Exam-Style Question 4 — Paper 2 (Calculator Allowed) [8 marks]
Question:
A particle moves along the curve $y = \ln(2x^2 + 1)$ for $x > 0$. The $x$-coordinate of the particle is changing at a rate of 0.3 units per second.
(a) Find the rate of change of the $y$-coordinate with respect to time when $x = 1$. [5]
Worked Solution:
(a)
Differentiate $y$ with respect to $x$: $\frac{dy}{dx} = \frac{4x}{2x^2+1}$ [M1: Correct application of the chain rule] [A1: Correct derivative]
State the given rate: $\frac{dx}{dt} = 0.3$. [B1: Correct rate]
Apply the chain rule: $\frac{dy}{dt} = \frac{dy}{dx} \times \frac{dx}{dt}$. $\frac{dy}{dt} = \frac{4x}{2x^2+1} \times 0.3$ [M1: Correctly using chain rule]

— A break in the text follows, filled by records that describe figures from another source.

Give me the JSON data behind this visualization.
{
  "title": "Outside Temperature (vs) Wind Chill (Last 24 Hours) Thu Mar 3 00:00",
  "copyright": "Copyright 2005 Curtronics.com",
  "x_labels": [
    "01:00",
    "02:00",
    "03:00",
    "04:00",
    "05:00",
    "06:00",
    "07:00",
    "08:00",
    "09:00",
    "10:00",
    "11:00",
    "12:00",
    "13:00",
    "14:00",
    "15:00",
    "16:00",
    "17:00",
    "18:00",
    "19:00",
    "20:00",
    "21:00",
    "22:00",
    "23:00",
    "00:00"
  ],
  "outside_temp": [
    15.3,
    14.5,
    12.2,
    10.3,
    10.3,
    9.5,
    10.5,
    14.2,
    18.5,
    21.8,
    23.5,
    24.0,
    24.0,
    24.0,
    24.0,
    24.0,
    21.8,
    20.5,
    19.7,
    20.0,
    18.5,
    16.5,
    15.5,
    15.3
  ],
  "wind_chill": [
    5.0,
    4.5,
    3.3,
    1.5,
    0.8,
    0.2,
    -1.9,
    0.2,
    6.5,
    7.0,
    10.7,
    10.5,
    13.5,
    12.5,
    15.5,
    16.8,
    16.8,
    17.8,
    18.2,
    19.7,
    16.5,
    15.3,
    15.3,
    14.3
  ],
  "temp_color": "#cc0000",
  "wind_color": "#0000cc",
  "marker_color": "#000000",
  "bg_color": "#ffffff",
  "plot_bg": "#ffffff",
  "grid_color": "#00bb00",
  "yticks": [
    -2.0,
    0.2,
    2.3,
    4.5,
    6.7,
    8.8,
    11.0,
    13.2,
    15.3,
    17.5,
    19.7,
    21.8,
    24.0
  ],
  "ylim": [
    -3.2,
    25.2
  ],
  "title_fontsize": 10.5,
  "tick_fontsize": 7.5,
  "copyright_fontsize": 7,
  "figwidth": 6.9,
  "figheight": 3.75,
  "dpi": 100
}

Substitute $x = 1$: $\frac{dy}{dt} = \frac{4(1)}{2(1)^2+1} \times 0.3 = \frac{4}{3} \times 0.3 = 0.4$ [M1: Substitute and calculate value]
State the final answer: The rate of change of the $y$-coordinate is 0.4 units per second. $\boxed{0.4}$ [A1: Correct final answer]
How to earn full marks: Correctly apply the chain rule, identify the given rate, and substitute the value of x to find the rate of change of y.
(b) Find the equation of the tangent to the curve at the point where $x = 1$. Give your answer in the form $y = mx + c$, where $m$ and $c$ are correct to 3 significant figures. [3]
Worked Solution:
(b)
Find the $y$-coordinate when $x = 1$: $y = \ln(2(1)^2 + 1) = \ln(3) \approx 1.099$ [M1: Correct y-coordinate]
Find the gradient of the tangent when $x = 1$: $\frac{dy}{dx} = \frac{4(1)}{2(1)^2+1} = \frac{4}{3} \approx 1.333$ [A1: Correct gradient]
Use the point-slope form of a line: $y - y_1 = m(x - x_1)$. $y - \ln(3) = \frac{4}{3}(x - 1)$. $y = \frac{4}{3}x - \frac{4}{3} + \ln(3)$. $y = 1.333x - 1.333 + 1.099$ $y = 1.333x - 0.234$ State the equation: $y = 1.33x - 0.234$ [A1: Correct equation of tangent]
How to earn full marks: Find the y-coordinate and the gradient at x=1, then use the point-slope form to find the tangent equation, rounding only at the end.
Common Pitfall: When dealing with related rates, remember to correctly apply the chain rule. Also, ensure you substitute the given value of x at the appropriate step in the calculation. When finding the tangent equation, remember to round only the final answer to the specified significant figures.